Ciò nonostante, si registra, numericamente parlando, un calo dei presbiteri rispetto al passato, mentre vi è una crescita del laicato. Mentre nel 2005 i sacerdoti fidei donum erano 550, oggi sono 406. Di converso, i laici fidei donum, che dodici anni fa risultavano essere 240, oggi sono 331, a riprova di una sensibilità in aumento dei Christifideles laici nella cooperazione missionaria. Purtroppo, l’invecchiamento del clero in Italia e la diminuzione delle vocazioni sacerdotali, non ha indotto a comprendere che la partenza di un presbitero diocesano per la missione è in realtà, nella sua chiesa d’origine, fermento di nuove vocazioni e motivo di credibilità per l’azione pastorale diocesana. Inoltre, il rientro dei fidei donum dopo 3, 6 o 9 anni, molte volte è stato percepito problematicamente per le diocesi di provenienza, anziché valorizzarne i saperi e dunque lo scambio esperienziale.
Dimenticando, peraltro, che il loro servizio missionario, prim’ancora che essere una scelta personale, è un’opzione ecclesiale. Emerge comunque, nonostante il calo numerico dei presbiteri inviati, una prospettiva decisamente innovativa che fa ben sperare: il superamento della concezione di una missione assistenziale, per cui Chiese ricche inviano risorse di personale e mezzi a Chiese indigenti.

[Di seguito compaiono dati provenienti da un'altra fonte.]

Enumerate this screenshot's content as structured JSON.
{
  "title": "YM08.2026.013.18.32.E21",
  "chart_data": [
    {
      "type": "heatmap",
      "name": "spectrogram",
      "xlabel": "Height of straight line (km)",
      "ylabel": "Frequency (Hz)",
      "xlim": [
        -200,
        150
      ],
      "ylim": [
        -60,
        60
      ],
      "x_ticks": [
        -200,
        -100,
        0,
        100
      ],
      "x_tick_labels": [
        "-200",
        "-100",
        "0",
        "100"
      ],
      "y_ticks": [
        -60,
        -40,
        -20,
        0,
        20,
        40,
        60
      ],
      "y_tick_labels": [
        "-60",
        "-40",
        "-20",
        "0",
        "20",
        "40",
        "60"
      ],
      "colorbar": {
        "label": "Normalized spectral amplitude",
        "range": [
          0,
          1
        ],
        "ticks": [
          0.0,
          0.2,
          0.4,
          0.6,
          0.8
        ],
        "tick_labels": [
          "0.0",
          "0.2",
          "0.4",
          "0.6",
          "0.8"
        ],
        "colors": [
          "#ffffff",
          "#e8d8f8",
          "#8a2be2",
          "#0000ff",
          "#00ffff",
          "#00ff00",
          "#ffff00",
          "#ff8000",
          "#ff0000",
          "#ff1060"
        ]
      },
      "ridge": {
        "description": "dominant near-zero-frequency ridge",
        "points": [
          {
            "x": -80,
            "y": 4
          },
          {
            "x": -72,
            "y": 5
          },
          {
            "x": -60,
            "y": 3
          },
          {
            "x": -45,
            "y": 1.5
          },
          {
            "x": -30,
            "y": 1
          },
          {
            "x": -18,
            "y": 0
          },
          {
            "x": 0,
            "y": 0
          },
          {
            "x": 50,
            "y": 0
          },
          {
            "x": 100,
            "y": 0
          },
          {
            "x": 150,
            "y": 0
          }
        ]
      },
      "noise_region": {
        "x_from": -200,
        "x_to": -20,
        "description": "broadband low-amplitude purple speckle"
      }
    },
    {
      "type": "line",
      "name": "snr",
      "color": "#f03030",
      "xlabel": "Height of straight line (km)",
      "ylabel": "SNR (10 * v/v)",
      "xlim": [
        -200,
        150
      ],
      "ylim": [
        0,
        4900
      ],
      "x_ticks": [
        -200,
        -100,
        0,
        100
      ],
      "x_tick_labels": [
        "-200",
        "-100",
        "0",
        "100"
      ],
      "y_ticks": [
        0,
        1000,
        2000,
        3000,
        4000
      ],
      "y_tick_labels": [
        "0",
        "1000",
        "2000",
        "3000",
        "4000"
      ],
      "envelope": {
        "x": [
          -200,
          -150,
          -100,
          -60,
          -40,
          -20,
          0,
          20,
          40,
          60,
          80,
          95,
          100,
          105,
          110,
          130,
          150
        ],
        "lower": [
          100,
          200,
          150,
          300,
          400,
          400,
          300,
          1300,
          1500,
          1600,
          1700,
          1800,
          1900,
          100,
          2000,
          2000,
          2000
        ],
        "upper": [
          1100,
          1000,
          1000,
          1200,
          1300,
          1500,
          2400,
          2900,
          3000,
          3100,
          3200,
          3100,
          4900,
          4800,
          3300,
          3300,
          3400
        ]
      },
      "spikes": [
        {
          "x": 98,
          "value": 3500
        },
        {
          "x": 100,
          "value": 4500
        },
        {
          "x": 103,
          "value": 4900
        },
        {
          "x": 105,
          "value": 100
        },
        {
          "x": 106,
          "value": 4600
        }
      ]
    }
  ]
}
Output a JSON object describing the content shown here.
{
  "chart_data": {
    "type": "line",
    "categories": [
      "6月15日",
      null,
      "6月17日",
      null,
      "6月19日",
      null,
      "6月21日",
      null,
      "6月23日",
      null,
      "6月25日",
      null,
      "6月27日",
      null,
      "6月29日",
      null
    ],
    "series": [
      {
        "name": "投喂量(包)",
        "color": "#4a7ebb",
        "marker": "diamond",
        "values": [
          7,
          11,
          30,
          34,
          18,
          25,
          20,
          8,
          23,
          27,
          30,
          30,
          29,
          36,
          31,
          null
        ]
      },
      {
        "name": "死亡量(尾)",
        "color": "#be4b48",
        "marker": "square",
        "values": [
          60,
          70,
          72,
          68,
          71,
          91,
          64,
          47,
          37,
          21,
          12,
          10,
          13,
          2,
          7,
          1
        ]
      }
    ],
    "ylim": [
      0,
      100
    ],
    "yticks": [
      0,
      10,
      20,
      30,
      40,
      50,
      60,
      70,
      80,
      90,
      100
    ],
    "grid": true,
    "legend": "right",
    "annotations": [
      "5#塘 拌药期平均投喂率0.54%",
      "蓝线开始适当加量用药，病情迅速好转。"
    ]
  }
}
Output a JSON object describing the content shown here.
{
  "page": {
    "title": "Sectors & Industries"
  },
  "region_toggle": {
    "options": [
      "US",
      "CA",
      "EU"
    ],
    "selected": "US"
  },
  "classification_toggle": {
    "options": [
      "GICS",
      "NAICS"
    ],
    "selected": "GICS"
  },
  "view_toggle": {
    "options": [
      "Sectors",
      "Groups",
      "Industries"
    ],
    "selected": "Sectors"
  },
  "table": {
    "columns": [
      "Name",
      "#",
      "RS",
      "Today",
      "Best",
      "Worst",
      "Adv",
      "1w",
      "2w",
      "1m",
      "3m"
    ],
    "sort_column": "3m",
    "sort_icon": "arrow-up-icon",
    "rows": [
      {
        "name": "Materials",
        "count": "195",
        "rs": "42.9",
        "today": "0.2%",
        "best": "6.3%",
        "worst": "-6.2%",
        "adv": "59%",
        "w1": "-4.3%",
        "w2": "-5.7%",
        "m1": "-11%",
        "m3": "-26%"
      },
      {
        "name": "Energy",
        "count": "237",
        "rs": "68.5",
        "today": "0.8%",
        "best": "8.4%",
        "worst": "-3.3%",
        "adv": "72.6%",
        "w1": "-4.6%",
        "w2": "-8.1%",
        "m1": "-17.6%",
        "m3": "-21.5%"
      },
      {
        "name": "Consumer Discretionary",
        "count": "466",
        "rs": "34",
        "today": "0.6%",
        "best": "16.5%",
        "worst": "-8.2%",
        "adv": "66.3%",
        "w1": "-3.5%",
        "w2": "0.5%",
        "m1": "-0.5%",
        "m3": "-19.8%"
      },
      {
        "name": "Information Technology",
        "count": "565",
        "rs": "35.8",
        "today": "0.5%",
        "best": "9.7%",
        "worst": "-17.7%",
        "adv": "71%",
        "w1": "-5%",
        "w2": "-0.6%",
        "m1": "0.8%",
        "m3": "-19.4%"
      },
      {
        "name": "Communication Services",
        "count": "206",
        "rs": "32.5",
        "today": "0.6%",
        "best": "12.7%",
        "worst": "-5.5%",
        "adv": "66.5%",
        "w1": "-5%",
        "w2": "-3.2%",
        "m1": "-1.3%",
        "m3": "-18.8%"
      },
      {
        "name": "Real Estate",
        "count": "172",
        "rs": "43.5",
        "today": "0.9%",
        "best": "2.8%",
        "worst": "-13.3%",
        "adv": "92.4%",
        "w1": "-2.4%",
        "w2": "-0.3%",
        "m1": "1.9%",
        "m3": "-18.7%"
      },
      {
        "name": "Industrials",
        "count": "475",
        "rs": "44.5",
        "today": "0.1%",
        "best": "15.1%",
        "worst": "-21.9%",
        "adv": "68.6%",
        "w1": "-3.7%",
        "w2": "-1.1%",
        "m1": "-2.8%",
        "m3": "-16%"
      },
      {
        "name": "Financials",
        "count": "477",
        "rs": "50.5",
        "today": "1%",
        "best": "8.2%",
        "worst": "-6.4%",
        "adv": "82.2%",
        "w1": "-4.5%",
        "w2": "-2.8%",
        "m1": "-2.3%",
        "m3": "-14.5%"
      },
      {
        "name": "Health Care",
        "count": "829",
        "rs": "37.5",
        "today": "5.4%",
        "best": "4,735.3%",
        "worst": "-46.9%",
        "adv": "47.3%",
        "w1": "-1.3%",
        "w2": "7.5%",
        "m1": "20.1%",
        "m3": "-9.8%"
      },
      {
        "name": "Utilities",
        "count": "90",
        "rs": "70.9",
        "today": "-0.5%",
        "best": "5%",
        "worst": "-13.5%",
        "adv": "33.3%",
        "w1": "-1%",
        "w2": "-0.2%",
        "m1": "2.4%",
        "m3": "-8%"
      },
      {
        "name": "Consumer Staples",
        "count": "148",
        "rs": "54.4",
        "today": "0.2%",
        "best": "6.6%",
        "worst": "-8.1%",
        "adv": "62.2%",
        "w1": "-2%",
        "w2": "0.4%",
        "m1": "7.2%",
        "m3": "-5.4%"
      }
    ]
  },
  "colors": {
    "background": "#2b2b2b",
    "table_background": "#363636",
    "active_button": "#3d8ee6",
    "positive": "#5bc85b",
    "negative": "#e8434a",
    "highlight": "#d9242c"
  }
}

Un cambiamento di mentalità, questo, decisamente più rispettoso nel contesto di una cooperazione all’insegna del dare e del ricevere. Anche perché, guardando al panorama italiano, crescono a dismisura i sacerdoti stranieri in servizio nelle diocesi disseminate sul territorio nazionale. Sono 922 quelli oggi impegnati nella pastorale ordinaria e 661 coloro che, pur svolgendo studi teologici, prestano servizio pastorale nelle parrocchie.
Ne consegue che la nostra Chiesa italiana sta supplendo al calo di vocazioni sacerdotali con l’aiuto di fidei donum che provengono dalle giovani Chiese. Se da una parte la loro presenza rappresenta un innegabile apporto spirituale dalle periferie del mondo, dall’altra è sempre più evidente la necessità di riconfigurare i criteri di distribuzione del clero nel nostro Paese, come anche nelle Chiese europee di antica tradizione. Stando all’Annuario statistico pontificio 2017, in Europa, nonostante la crisi delle vocazioni, vi sono mediamente, 1.595 cattolici per sacerdote, mentre ad esempio in Africa sono 5mila i cattolici per sacerdote. Una sproporzione su cui vale la pena riflettere e che comunque mette in evidenza le necessità di ottimizzare le risorse umane e spirituali per la causa del Regno.